Unlike almost every other structure in your cells, mitochondria carry their own small genome. This DNA is inherited exclusively through the maternal line: you received all of your mitochondrial DNA from your mother, who received hers from her mother, and so on. Because mitochondrial DNA doesn’t shuffle and recombine the way nuclear DNA does with each generation, it can be used to trace maternal ancestry across many more generations than standard genetic testing allows. This property also makes it valuable in forensic science, particularly when biological samples are degraded.

The mitochondrial genome is tiny compared to the nuclear genome, but mutations in it can have serious consequences because they directly affect the proteins involved in energy production.

When Mitochondria Malfunction

Because mitochondria are involved in so many cellular processes, their failure can produce a wide range of symptoms. Mitochondrial diseases tend to hit the organs that need the most energy: the brain, heart, muscles, and liver. Symptoms can include muscle weakness, exercise intolerance, seizures, vision and hearing loss, developmental delays, and heart rhythm abnormalities. There are at least a dozen recognized mitochondrial disorders, including Leigh syndrome, MELAS, and Kearns-Sayre syndrome, though they are individually rare.

Diagnosis typically involves a combination of family history review, blood and urine tests looking for metabolic abnormalities like elevated lactic acid, brain imaging, heart monitoring, and genetic testing. Because symptoms overlap with many other conditions and can affect virtually any organ system, mitochondrial diseases are often difficult to identify.

Mitochondria and Aging

Mitochondrial dysfunction is now recognized as one of twelve hallmarks of biological aging. As you age, mitochondria accumulate damage to their DNA, produce more reactive oxygen species (harmful byproducts of energy production), and become less efficient at generating ATP. The balance between mitochondrial fusion and fission shifts with age as well: proteins that promote fusion decrease while fission-promoting proteins increase, leading to more fragmented and less functional mitochondrial networks.

These changes don’t just reduce your energy supply. Dysfunctional mitochondria release signals that trigger chronic low-grade inflammation, disrupt communication between cells, and destabilize the broader cellular environment. This cascade links mitochondrial decline to age-related conditions including cardiovascular disease, diabetes, cancer, and neurodegenerative disorders. The relationship is bidirectional: aging damages mitochondria, and damaged mitochondria accelerate aging.

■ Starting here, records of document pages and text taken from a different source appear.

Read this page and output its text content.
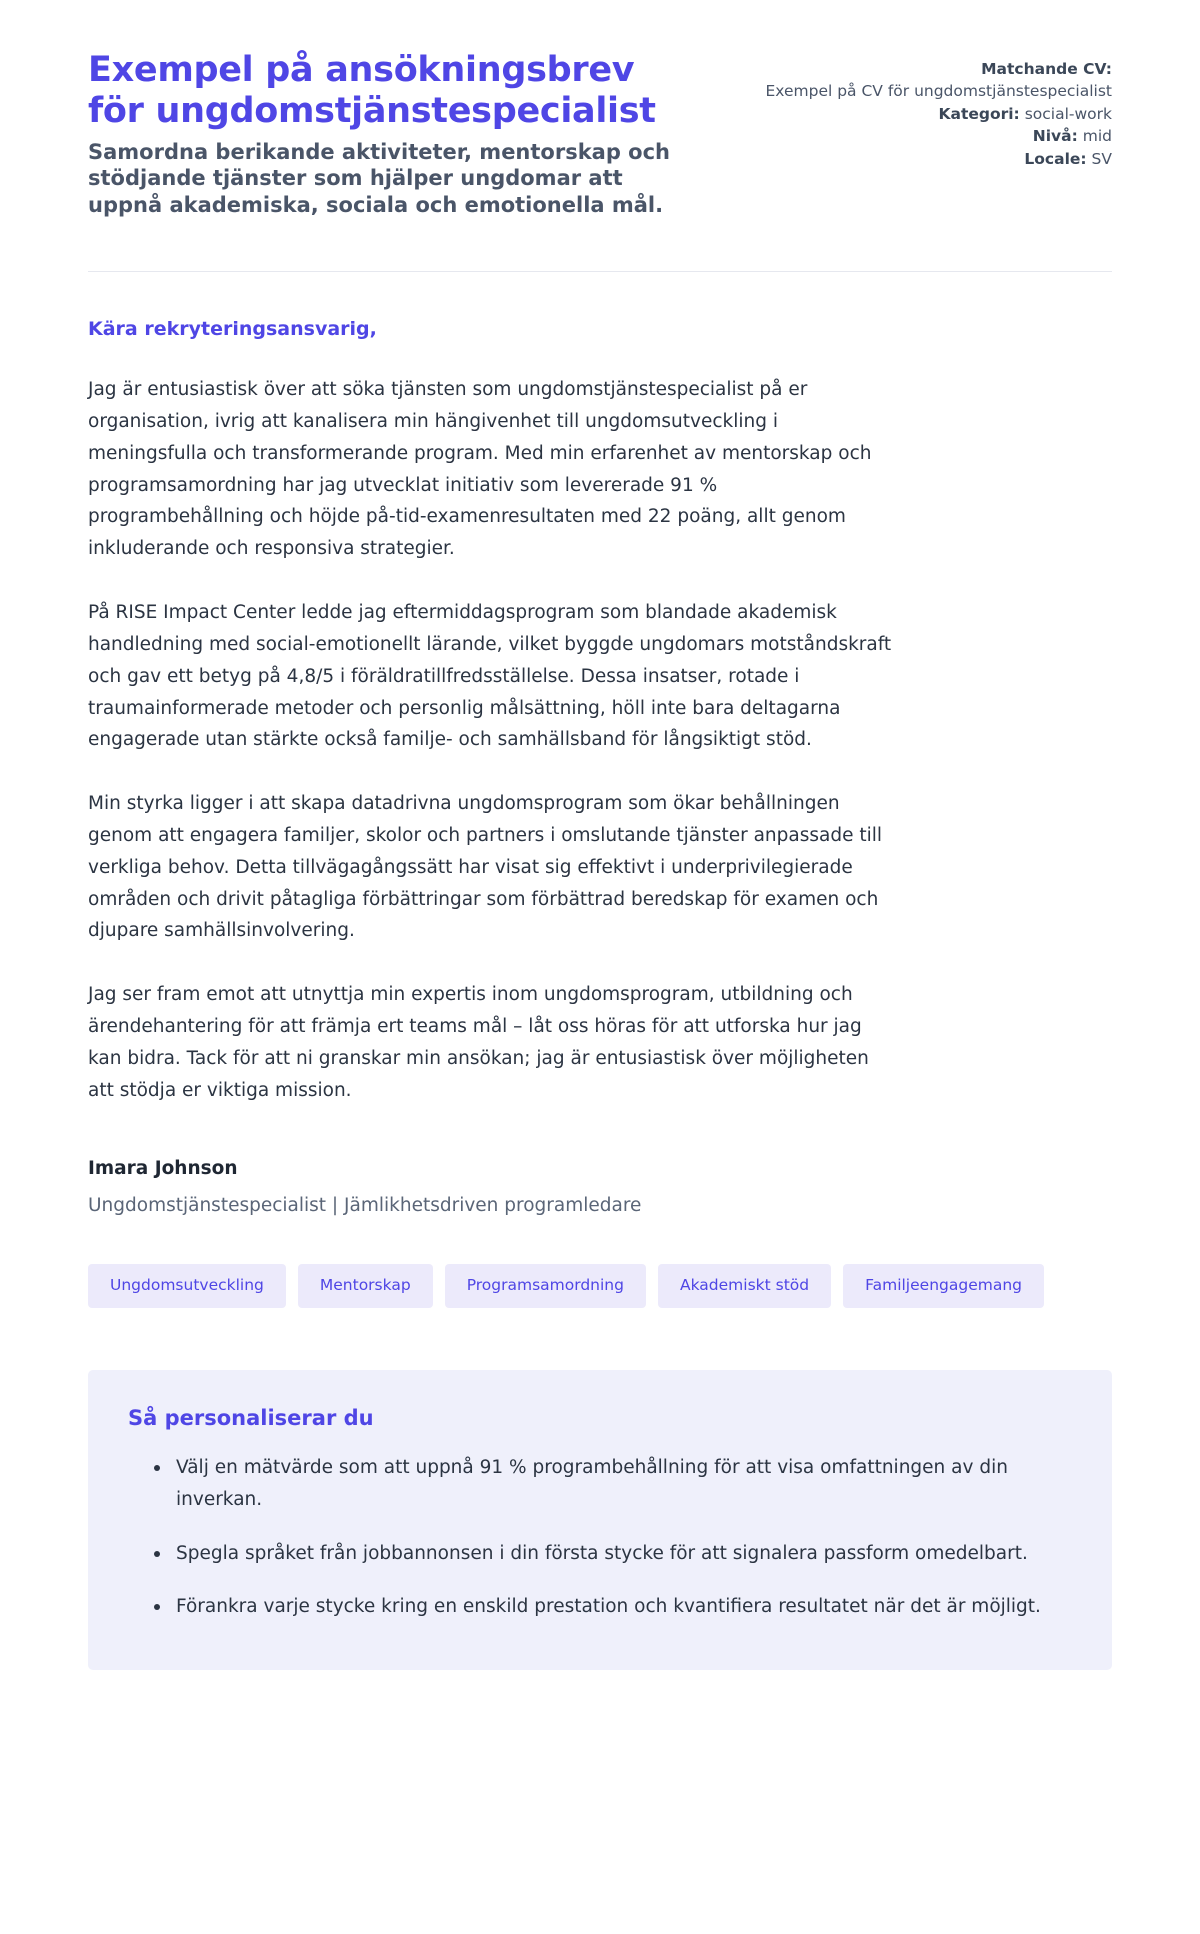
Exempel på ansökningsbrev för ungdomstjänstespecialist

Samordna berikande aktiviteter, mentorskap och stödjande tjänster som hjälper ungdomar att uppnå akademiska, sociala och emotionella mål.

Matchande CV:
Exempel på CV för ungdomstjänstespecialist
Kategori: social-work
Nivå: mid
Locale: SV

Kära rekryteringsansvarig,

Jag är entusiastisk över att söka tjänsten som ungdomstjänstespecialist på er organisation, ivrig att kanalisera min hängivenhet till ungdomsutveckling i meningsfulla och transformerande program. Med min erfarenhet av mentorskap och programsamordning har jag utvecklat initiativ som levererade 91 % programbehållning och höjde på-tid-examenresultaten med 22 poäng, allt genom inkluderande och responsiva strategier.

På RISE Impact Center ledde jag eftermiddagsprogram som blandade akademisk handledning med social-emotionellt lärande, vilket byggde ungdomars motståndskraft och gav ett betyg på 4,8/5 i föräldratillfredsställelse. Dessa insatser, rotade i traumainformerade metoder och personlig målsättning, höll inte bara deltagarna engagerade utan stärkte också familje- och samhällsband för långsiktigt stöd.

Min styrka ligger i att skapa datadrivna ungdomsprogram som ökar behållningen genom att engagera familjer, skolor och partners i omslutande tjänster anpassade till verkliga behov. Detta tillvägagångssätt har visat sig effektivt i underprivilegierade områden och drivit påtagliga förbättringar som förbättrad beredskap för examen och djupare samhällsinvolvering.

Jag ser fram emot att utnyttja min expertis inom ungdomsprogram, utbildning och ärendehantering för att främja ert teams mål – låt oss höras för att utforska hur jag kan bidra. Tack för att ni granskar min ansökan; jag är entusiastisk över möjligheten att stödja er viktiga mission.

Imara Johnson
Ungdomstjänstespecialist | Jämlikhetsdriven programledare
Ungdomsutveckling	Mentorskap	Programsamordning	Akademiskt stöd	Familjeengagemang
Så personaliserar du
Välj en mätvärde som att uppnå 91 % programbehållning för att visa omfattningen av din inverkan.
Spegla språket från jobbannonsen i din första stycke för att signalera passform omedelbart.
Förankra varje stycke kring en enskild prestation och kvantifiera resultatet när det är möjligt.
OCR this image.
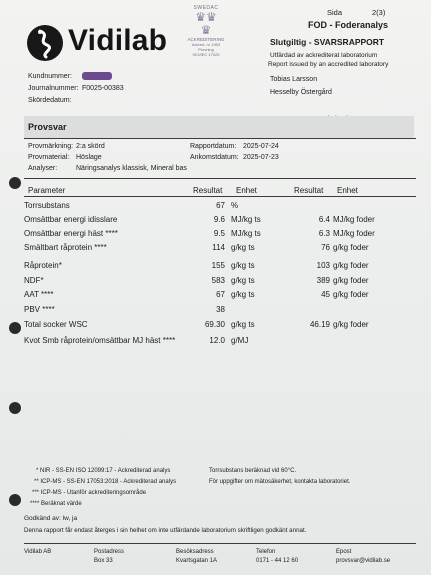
Vidilab
SWEDAC
♛♛
♛
ACKREDITERING
Ackred. nr 1953
Provning
ISO/IEC 17025
Sida	2(3)
FOD - Foderanalys
Slutgiltig - SVARSRAPPORT
Utfärdad av ackrediterat laboratorium
Report issued by an accredited laboratory
Kundnummer:
Journalnummer: F0025-00383
Skördedatum:
Tobias Larsson
Hesselby Östergård
Provsvar
Provmärkning: 2:a skörd
Provmaterial: Höslage
Analyser:	Näringsanalys klassisk, Mineral bas
Rapportdatum: 2025-07-24
Ankomstdatum: 2025-07-23
Parameter	Resultat Enhet	Resultat Enhet
Torrsubstans	67 %
Omsättbar energi idisslare	9.6 MJ/kg ts	6.4 MJ/kg foder
Omsättbar energi häst ****	9.5 MJ/kg ts	6.3 MJ/kg foder
Smältbart råprotein ****	114 g/kg ts	76 g/kg foder
Råprotein*	155 g/kg ts	103 g/kg foder
NDF*	583 g/kg ts	389 g/kg foder
AAT ****	67 g/kg ts	45 g/kg foder
PBV ****	38
Total socker WSC	69.30 g/kg ts	46.19 g/kg foder
Kvot Smb råprotein/omsättbar MJ häst ****	12.0 g/MJ
* NIR - SS-EN ISO 12099:17 - Ackrediterad analys
** ICP-MS - SS-EN 17053:2018 - Ackrediterad analys
*** ICP-MS - Utanför ackrediteringsområde
**** Beräknat värde
Torrsubstans beräknad vid 60°C.
För uppgifter om mätosäkerhet, kontakta laboratoriet.
Godkänd av: lw, ja
Denna rapport får endast återges i sin helhet om inte utfärdande laboratorium skriftligen godkänt annat.
Vidilab AB	Postadress
Box 33
Besöksadress
Kvartsgatan 1A
Telefon
0171 - 44 12 60
Epost
provsvar@vidilab.se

How Exercise Builds More Mitochondria

One of the most practical things about mitochondria is that you can increase their numbers through endurance exercise. When muscles contract repeatedly, several things happen simultaneously: calcium floods the muscle fibers, energy reserves drop, and stress-sensing enzymes activate. These signals converge on a master regulator protein that drives the creation of new mitochondria, a process called mitochondrial biogenesis.

In the early stages of an endurance exercise program, this master regulator is activated by direct chemical modification. With sustained training over weeks and months, the body increases production of the regulator itself, creating a more permanent increase in mitochondrial capacity. This is a core reason why aerobic fitness improves with training: your muscle cells literally build more power plants. Mice engineered to overproduce this regulator in their skeletal muscle developed more mitochondria and shifted toward slow-twitch muscle fibers, which have higher endurance capacity, without any exercise at all.